İran’da Başörtüsü Tartışmaları ve Mahsa Amini’nin Ölümü
İran’da zorunlu başörtüsü kuralını ihlal ettiği gerekçesiyle gözaltına alınan 22 yaşındaki Mahsa Amini’nin polis nezaretinde hayatını kaybetmesi, 17 Eylül 2022 tarihinde ülke tarihinin en uzun süren protestolarının fitilini ateşledi. Bu olay, özellikle Tahran’da başörtüsü kurallarına uymayanların sayısının artmasıyla dikkat çekiyor.
Mahsa Amini, 13 Eylül 2022 tarihinde memleketi Sakkız’dan, başkent Tahran’a ziyaret için geldiğinde “ahlak polisi” olarak bilinen İrşat devriyeleri tarafından “başörtüsü kurallarına uymadığı” iddiasıyla gözaltına alındı. Amini, karakolda aniden rahatsızlanarak hastaneye kaldırıldı ve 16 Eylül’de hayatını kaybetti. Bu olay, kamuoyunda büyük bir infial yarattı ve birçok siyasetçi ile sanatçı tarafından sert tepkilerle karşılandı.
Tepkiler, Amini’nin cenazesinin 17 Eylül’de memleketi Sakkız’da düzenlenen törenle toprağa verilmesinin hemen ardından sokaklara döküldü. Mazenderan eyaletinin merkezi Sari’de göstericilerin bir kamu binasının duvarından devrim lideri Humeyni ve İran lideri Ali Hamaney’in posterlerini indirdiği görüntüler sosyal medyada hızla yayıldı.
Protestolar sırasında, 500’den fazla göstericinin ve yaklaşık 70 güvenlik görevlisinin hayatını kaybettiği bildirildi. İran hükümeti, bu gösterileri “düşmanların komplosu” ve “isyan” olarak nitelendirerek bastırmaya çalıştı. Ancak, sanatçılardan ve farklı spor dallarındaki ünlü isimlerden gelen destek, protestoların büyümesine zemin hazırladı. Bu süreçte, ABD, İngiltere ve Avrupa Birliği (AB) başta olmak üzere birçok Batılı ülke, “insan hakları ihlalleri” gerekçesiyle İranlı yetkililere karşı bir dizi yaptırım kararı aldı.

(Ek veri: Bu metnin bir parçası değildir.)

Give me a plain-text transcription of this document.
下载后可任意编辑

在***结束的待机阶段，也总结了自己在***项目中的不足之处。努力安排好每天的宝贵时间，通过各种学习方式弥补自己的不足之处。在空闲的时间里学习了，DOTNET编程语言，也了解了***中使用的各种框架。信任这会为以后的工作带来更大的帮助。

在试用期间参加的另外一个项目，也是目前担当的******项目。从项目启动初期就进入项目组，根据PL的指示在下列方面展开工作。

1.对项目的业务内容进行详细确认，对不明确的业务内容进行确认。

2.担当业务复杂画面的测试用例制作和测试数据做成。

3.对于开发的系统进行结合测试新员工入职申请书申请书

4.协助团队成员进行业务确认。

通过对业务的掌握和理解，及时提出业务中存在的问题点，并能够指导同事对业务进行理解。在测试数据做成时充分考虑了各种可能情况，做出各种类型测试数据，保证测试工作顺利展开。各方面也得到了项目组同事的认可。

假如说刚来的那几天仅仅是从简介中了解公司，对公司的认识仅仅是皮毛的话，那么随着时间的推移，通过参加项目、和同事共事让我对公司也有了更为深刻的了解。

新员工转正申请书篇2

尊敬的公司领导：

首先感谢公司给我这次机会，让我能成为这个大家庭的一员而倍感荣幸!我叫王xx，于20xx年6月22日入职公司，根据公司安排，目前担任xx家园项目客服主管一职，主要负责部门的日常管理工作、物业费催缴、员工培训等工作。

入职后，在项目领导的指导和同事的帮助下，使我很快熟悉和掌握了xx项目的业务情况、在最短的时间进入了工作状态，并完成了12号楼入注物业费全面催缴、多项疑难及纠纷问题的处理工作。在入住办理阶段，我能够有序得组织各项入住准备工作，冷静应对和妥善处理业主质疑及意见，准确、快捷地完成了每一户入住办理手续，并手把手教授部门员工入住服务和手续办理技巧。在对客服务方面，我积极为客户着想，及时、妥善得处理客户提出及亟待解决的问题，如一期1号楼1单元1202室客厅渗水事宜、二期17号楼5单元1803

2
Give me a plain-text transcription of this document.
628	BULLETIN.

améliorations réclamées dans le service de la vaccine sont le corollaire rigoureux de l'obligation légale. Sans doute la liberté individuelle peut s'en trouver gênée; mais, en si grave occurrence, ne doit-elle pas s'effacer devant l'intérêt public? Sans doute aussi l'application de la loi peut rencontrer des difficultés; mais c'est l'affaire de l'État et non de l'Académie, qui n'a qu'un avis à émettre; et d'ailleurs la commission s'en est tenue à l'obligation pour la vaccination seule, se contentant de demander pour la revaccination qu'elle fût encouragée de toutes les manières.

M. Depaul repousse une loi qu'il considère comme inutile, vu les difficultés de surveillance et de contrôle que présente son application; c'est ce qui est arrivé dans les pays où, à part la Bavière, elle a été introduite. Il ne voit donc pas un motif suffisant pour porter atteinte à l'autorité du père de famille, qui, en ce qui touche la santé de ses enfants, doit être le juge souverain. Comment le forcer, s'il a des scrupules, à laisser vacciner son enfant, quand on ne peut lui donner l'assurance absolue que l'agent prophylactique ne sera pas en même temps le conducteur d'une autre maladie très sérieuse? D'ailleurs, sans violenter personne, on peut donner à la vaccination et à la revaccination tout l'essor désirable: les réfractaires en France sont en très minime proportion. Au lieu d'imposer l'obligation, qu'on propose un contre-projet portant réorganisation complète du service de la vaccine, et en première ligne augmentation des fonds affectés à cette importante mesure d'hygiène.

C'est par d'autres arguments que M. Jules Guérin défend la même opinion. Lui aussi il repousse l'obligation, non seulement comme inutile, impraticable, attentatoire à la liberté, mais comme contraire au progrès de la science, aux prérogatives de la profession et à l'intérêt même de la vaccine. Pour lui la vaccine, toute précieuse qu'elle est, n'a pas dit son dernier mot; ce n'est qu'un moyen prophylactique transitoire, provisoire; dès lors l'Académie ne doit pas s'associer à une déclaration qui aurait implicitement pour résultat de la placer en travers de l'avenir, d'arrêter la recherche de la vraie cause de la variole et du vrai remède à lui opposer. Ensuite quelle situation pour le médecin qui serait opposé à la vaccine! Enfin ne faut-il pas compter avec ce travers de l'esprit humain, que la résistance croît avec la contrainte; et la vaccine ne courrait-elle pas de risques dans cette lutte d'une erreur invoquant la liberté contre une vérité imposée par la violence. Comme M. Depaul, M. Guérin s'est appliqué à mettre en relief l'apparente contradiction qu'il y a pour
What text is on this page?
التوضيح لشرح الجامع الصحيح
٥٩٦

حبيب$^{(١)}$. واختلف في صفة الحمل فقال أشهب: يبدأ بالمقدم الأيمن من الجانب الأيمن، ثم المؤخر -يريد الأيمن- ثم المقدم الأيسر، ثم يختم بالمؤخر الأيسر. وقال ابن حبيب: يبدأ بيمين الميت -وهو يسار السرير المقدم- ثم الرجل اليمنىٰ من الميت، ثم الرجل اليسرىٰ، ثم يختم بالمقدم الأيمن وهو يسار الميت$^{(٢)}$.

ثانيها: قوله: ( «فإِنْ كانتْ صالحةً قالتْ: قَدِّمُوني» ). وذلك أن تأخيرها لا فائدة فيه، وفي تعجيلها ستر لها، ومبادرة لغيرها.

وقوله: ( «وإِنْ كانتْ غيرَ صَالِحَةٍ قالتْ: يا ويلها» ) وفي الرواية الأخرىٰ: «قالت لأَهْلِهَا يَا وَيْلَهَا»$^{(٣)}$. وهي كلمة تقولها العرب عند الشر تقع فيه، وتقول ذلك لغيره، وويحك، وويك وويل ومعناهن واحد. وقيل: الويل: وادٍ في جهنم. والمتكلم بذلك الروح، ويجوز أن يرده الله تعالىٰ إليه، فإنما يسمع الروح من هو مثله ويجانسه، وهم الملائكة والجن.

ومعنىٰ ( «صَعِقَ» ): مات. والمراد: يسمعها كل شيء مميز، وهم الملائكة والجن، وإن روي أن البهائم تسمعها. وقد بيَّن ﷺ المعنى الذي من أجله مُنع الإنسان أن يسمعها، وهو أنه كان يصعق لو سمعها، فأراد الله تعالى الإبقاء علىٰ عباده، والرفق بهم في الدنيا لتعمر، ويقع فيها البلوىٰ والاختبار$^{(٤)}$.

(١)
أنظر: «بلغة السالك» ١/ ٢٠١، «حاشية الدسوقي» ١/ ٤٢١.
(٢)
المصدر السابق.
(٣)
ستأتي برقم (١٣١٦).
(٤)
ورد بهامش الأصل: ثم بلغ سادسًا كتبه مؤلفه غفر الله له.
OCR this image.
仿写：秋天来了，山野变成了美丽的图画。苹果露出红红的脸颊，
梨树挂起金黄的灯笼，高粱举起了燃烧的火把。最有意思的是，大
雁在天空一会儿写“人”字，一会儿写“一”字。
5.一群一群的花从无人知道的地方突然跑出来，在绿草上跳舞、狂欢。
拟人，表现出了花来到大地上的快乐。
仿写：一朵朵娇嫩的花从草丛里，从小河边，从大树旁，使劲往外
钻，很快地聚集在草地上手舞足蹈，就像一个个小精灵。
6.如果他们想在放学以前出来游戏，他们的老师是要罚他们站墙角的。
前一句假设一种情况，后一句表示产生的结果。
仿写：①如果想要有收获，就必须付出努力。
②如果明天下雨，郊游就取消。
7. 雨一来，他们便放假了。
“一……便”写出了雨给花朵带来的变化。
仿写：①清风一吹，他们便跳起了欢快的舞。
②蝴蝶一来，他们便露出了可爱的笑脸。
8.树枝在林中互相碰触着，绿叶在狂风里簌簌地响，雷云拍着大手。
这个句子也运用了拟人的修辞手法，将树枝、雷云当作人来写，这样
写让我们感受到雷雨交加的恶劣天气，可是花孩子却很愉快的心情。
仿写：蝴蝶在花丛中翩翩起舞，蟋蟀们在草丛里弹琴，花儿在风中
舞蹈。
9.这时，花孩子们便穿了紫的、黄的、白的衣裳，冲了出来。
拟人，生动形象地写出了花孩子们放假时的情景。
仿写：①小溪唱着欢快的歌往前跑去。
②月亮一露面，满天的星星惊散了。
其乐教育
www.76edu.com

BİTMEYEN BAŞÖRTÜSÜ TARTIŞMASI
Gösterilerle birlikte zorunlu başörtüsü yasasının esnetilmesi veya tamamen kaldırılması tartışmaları yeniden alevlendi. Aslında, İran’da başörtüsü zorunluluğu meselesi yeni bir konu değil. İran devriminin kurucusu Humeyni tarafından Ağustos 1979’da uygulamaya konulan zorunlu başörtüsü yasası, din adamları arasında bile zaman zaman tartışmalara yol açtı.
Öte yandan, gösterilerin sona ermesine ve baskılara rağmen, özellikle başkent Tahran’da bazı kadınların kamuya açık alanlar, alışveriş merkezleri, kafeler, bankalar, okullar ve sokaklarda başlarını örtmemeyi tercih etmeleri dikkat çekici bir durum. Polisin müdahale oranlarının azalmış olmasına rağmen, bazı noktalarda müdahaleler zaman zaman devam ediyor. En son 21 Haziran’da, kadın polislerin zorunlu başörtüsü kuralına uymadığı gerekçesiyle iki genç kıza fiziki şiddette bulunduğuna dair görüntüler büyük tepki topladı.